Al mismo tiempo, en todo el país, la brecha en la participación en las elecciones entre el electorado blanco y el minoritario se ha profundizado considerablemente en la última década.
Pero la Corte presidida por Roberts no se detuvo en 2013. Desde entonces, ha hecho más fácil que los estados puedan ocultar sus esfuerzos racistas de manipular los distritos electorales y catalogarlos de esfuerzos partidarios. En 2021, la Corte hizo mucho más difícil revocar leyes que dificultan votar aún más especialmente a las personas no blancas estadounidenses.
Ahora, la supermayoría conservadora de la Corte parece dispuesta a anular lo que queda de la Ley de Derecho al Voto y permitirles a los estados y las localidades manipular el trazado de sus distritos electorales con motivos raciales. Esto haría que los votos que sípueden emitir las personas no blancas estadounidenses cuenten menos.
Nuestra investigación señala que la manipulación de los distritos electorales también fue exacerbada por el caso Shelby County. Al no tener que cumplir con el requisito de la aprobación previa, los condados que antes sí estaban sujetos comenzaron a “blanquear” sus poblaciones anexando zonas más blancas a los distritos mayormente no blancos y reduciendo, así, la proporción no blanca de su población.
Este fin de semana, muchos nos tomaremos un momento para agradecer y conmemorar a todos los activistas que nos precedieron en la lucha por los derechos civiles. La democracia que tenemos hoy se construyó sobre la sangre derramada en el puente Edmund Pettus en Selma y gracias a las demás innumerables luchas libradas en el sur del país.

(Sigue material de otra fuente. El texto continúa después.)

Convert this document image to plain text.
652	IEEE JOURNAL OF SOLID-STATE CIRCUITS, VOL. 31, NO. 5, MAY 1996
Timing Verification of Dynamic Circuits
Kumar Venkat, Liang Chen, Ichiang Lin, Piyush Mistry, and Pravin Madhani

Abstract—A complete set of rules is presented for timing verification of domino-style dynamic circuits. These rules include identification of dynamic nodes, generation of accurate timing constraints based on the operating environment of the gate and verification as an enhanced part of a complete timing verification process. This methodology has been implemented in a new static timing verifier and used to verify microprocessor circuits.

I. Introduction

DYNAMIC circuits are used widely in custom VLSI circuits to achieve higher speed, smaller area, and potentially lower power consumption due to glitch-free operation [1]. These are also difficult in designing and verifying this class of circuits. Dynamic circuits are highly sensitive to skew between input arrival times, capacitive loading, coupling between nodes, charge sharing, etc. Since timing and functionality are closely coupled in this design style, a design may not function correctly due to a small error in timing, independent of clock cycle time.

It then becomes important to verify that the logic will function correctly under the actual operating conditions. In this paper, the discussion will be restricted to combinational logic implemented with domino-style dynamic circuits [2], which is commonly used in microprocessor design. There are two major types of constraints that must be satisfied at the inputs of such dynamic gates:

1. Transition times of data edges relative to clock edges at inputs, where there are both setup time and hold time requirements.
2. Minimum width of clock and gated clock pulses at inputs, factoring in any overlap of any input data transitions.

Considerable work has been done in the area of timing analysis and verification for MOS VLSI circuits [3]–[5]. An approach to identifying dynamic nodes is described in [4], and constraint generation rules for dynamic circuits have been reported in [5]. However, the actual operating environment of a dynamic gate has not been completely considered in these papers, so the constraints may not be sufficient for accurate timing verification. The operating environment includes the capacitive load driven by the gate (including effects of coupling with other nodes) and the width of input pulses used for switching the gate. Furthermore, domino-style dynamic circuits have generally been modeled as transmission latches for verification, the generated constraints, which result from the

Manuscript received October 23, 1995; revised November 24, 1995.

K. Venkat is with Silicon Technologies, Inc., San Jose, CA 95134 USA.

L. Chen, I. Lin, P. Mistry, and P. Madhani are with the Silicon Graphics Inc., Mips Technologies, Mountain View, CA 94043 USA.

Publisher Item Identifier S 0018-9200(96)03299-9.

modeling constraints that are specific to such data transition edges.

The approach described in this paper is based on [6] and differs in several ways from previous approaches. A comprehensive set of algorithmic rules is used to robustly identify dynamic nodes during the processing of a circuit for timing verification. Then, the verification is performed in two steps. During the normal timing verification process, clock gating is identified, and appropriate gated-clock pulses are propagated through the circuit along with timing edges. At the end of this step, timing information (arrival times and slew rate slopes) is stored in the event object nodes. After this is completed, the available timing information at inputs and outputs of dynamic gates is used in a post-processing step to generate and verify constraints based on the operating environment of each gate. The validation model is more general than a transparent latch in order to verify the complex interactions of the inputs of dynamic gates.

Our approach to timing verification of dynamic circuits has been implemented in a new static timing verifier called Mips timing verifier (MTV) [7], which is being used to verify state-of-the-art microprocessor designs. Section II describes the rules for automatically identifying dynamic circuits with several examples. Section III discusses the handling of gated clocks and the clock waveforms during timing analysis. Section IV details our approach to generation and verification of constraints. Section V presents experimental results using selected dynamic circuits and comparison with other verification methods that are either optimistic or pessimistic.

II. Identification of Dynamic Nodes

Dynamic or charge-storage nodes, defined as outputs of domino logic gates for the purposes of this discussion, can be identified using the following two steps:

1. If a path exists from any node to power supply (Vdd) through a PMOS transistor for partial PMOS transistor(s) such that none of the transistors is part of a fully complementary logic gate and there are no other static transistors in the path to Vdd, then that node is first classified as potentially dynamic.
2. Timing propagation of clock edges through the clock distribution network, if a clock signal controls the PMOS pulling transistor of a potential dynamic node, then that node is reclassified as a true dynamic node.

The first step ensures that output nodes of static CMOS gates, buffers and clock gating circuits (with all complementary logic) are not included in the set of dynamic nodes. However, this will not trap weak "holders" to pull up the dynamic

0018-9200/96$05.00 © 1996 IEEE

Pero también debemos tomarnos un momento para agradecer y conmemorar a los magistrados de esa época pasada por haber reconocido el azote de las reglas electorales racistas en los Estados Unidos. Entendían que la Decimoquinta Enmienda le concedía al Congreso el poder de actuar y hacer que la democracia funcione para todo el electorado, de todas las razas, etnicidades y lenguas.
Aunque los magistrados actuales se reúsen hacer lo mismo, nunca debemos dejar de exigirles al Congreso y a los tribunales que actúen con coraje y protejan el derecho al voto para todo el pueblo estadounidense.